Unlike apply_to_fragment which uses a compute lambda that returns modified values, this calls an elementwise epilogue (returns None) that stores directly to global memory.

apply_elementwise_epilogue_to_both_fragments​

def apply_elementwise_epilogue_to_both_fragments[epilogue_dtype: DType, frag_size: Int, elementwise_lambda_fn: def[dtype: DType, width: SIMDSize, *, alignment: Int = Int(1)](IndexList[Int(2)], SIMD[dtype, width]) capturing -> None, is_lower_frag_required: Bool](self, upper_frag: SIMD[epilogue_dtype, frag_size], lower_frag: SIMD[epilogue_dtype, frag_size], stage: UInt32, c_row: UInt32, c_col: UInt32)

Apply elementwise epilogue to both fragments.

Similar to apply_to_both_fragments but uses elementwise_epilogue_type which writes directly to global memory and returns None.

add_residual_to_fragment​

def add_residual_to_fragment[epilogue_dtype: DType, frag_size: Int, c_type: DType, c_smem_stride: Int, swizzle: Swizzle](self, mut frag: InlineArray[Scalar[epilogue_dtype], frag_size], local_row: UInt32, local_col: UInt32, is_upper: Bool, src_ptr: UnsafePointer[Scalar[c_type], address_space=AddressSpace.SHARED], beta: Scalar[epilogue_dtype])

Add beta * C to fragment elements by loading C from swizzled SMEM.

Uses the same per-lane coordinate mapping as apply_to_fragment, but instead of applying a lambda, loads source C values from SMEM at the matching swizzled addresses and adds beta * C to each element.

Args:

add_residual_to_both_fragments​

def add_residual_to_both_fragments[epilogue_dtype: DType, frag_size: Int, is_lower_frag_required: Bool, c_type: DType, c_smem_stride: Int, swizzle: Swizzle](self, mut upper_frag: InlineArray[Scalar[epilogue_dtype], frag_size], mut lower_frag: InlineArray[Scalar[epilogue_dtype], frag_size], stage: UInt32, src_ptr: UnsafePointer[Scalar[c_type], address_space=AddressSpace.SHARED], beta: Scalar[epilogue_dtype]) -> Tuple[InlineArray[Scalar[epilogue_dtype], frag_size], InlineArray[Scalar[epilogue_dtype], frag_size]]

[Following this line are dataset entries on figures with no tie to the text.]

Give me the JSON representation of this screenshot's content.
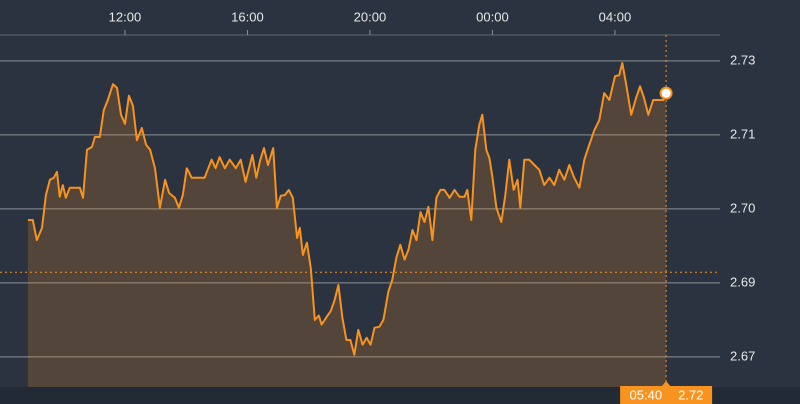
{
  "chart_data": {
    "type": "area-line",
    "x": [
      8.83,
      8.99,
      9.12,
      9.29,
      9.42,
      9.55,
      9.68,
      9.78,
      9.87,
      9.97,
      10.07,
      10.2,
      10.36,
      10.53,
      10.63,
      10.76,
      10.92,
      11.02,
      11.18,
      11.31,
      11.44,
      11.61,
      11.74,
      11.87,
      12.0,
      12.13,
      12.26,
      12.39,
      12.55,
      12.69,
      12.82,
      12.98,
      13.14,
      13.31,
      13.44,
      13.63,
      13.76,
      13.89,
      14.02,
      14.18,
      14.34,
      14.6,
      14.83,
      14.96,
      15.09,
      15.26,
      15.42,
      15.62,
      15.78,
      15.94,
      16.16,
      16.29,
      16.42,
      16.54,
      16.67,
      16.84,
      16.96,
      17.09,
      17.22,
      17.35,
      17.48,
      17.62,
      17.71,
      17.81,
      17.94,
      18.07,
      18.2,
      18.33,
      18.42,
      18.59,
      18.72,
      18.85,
      18.97,
      19.1,
      19.23,
      19.36,
      19.49,
      19.62,
      19.76,
      19.89,
      20.02,
      20.15,
      20.31,
      20.44,
      20.6,
      20.73,
      20.86,
      20.99,
      21.13,
      21.26,
      21.39,
      21.52,
      21.65,
      21.78,
      21.91,
      22.04,
      22.17,
      22.3,
      22.43,
      22.6,
      22.76,
      22.92,
      23.09,
      23.18,
      23.31,
      23.44,
      23.57,
      23.67,
      23.8,
      23.9,
      24.0,
      24.13,
      24.29,
      24.42,
      24.55,
      24.69,
      24.82,
      24.91,
      25.04,
      25.2,
      25.37,
      25.53,
      25.69,
      25.86,
      26.02,
      26.18,
      26.35,
      26.51,
      26.67,
      26.84,
      27.0,
      27.16,
      27.33,
      27.49,
      27.65,
      27.82,
      28.0,
      28.14,
      28.24,
      28.37,
      28.53,
      28.69,
      28.82,
      28.95,
      29.09,
      29.25,
      29.41,
      29.58,
      29.67
    ],
    "series": [
      {
        "color": "#f7931e",
        "values": [
          2.6979,
          2.6979,
          2.6941,
          2.6964,
          2.7026,
          2.7055,
          2.7059,
          2.707,
          2.7023,
          2.7045,
          2.7021,
          2.704,
          2.704,
          2.704,
          2.7021,
          2.7112,
          2.7117,
          2.7136,
          2.7136,
          2.7187,
          2.7206,
          2.7236,
          2.7229,
          2.7178,
          2.7161,
          2.7214,
          2.7195,
          2.713,
          2.7153,
          2.7121,
          2.7112,
          2.7077,
          2.7002,
          2.7055,
          2.703,
          2.7021,
          2.7002,
          2.7026,
          2.7077,
          2.7059,
          2.7059,
          2.7059,
          2.7093,
          2.7077,
          2.7098,
          2.7077,
          2.7093,
          2.7077,
          2.7093,
          2.7051,
          2.7102,
          2.7059,
          2.7093,
          2.7115,
          2.7083,
          2.7115,
          2.7002,
          2.7025,
          2.7026,
          2.7036,
          2.7021,
          2.6945,
          2.6964,
          2.6913,
          2.6936,
          2.6888,
          2.679,
          2.6798,
          2.6781,
          2.6796,
          2.6807,
          2.6828,
          2.6856,
          2.6794,
          2.6752,
          2.6752,
          2.6724,
          2.6771,
          2.6743,
          2.6756,
          2.6743,
          2.6775,
          2.6777,
          2.679,
          2.6843,
          2.6866,
          2.6907,
          2.6932,
          2.6904,
          2.6923,
          2.696,
          2.6941,
          2.6994,
          2.6975,
          2.7004,
          2.6941,
          2.7021,
          2.7036,
          2.7036,
          2.7021,
          2.7036,
          2.7023,
          2.7023,
          2.7036,
          2.6979,
          2.7112,
          2.7159,
          2.7178,
          2.7112,
          2.7096,
          2.7059,
          2.7002,
          2.6975,
          2.7026,
          2.7093,
          2.7036,
          2.7055,
          2.7002,
          2.7093,
          2.7093,
          2.7083,
          2.7074,
          2.7045,
          2.7059,
          2.7045,
          2.7074,
          2.7055,
          2.7083,
          2.7059,
          2.704,
          2.7093,
          2.7121,
          2.7149,
          2.7168,
          2.7219,
          2.7206,
          2.7251,
          2.7253,
          2.7276,
          2.7234,
          2.7178,
          2.721,
          2.7232,
          2.721,
          2.7178,
          2.7206,
          2.7206,
          2.7206,
          2.7219
        ]
      }
    ],
    "xlim": [
      7.92,
      31.43
    ],
    "ylim": [
      2.6663,
      2.7329
    ],
    "xticks": [
      {
        "value": 12,
        "label": "12:00"
      },
      {
        "value": 16,
        "label": "16:00"
      },
      {
        "value": 20,
        "label": "20:00"
      },
      {
        "value": 24,
        "label": "00:00"
      },
      {
        "value": 28,
        "label": "04:00"
      }
    ],
    "yticks": [
      {
        "value": 2.728,
        "label": "2.73"
      },
      {
        "value": 2.714,
        "label": "2.71"
      },
      {
        "value": 2.7,
        "label": "2.70"
      },
      {
        "value": 2.686,
        "label": "2.69"
      },
      {
        "value": 2.672,
        "label": "2.67"
      }
    ],
    "grid": true,
    "reference_line": 2.688,
    "cursor": {
      "time": "05:40",
      "value": "2.72"
    }
  }
}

Add beta * C to both fragment halves from swizzled SMEM.

Computes tile-local coordinates from stage and warp ID, then loads source C from SMEM and adds beta * C to each fragment element.

Args:

Returns:

Tuple[InlineArray[Scalar[epilogue_dtype], frag_size], InlineArray[Scalar[epilogue_dtype], frag_size]]: Updated (upper_frag, lower_frag) tuple.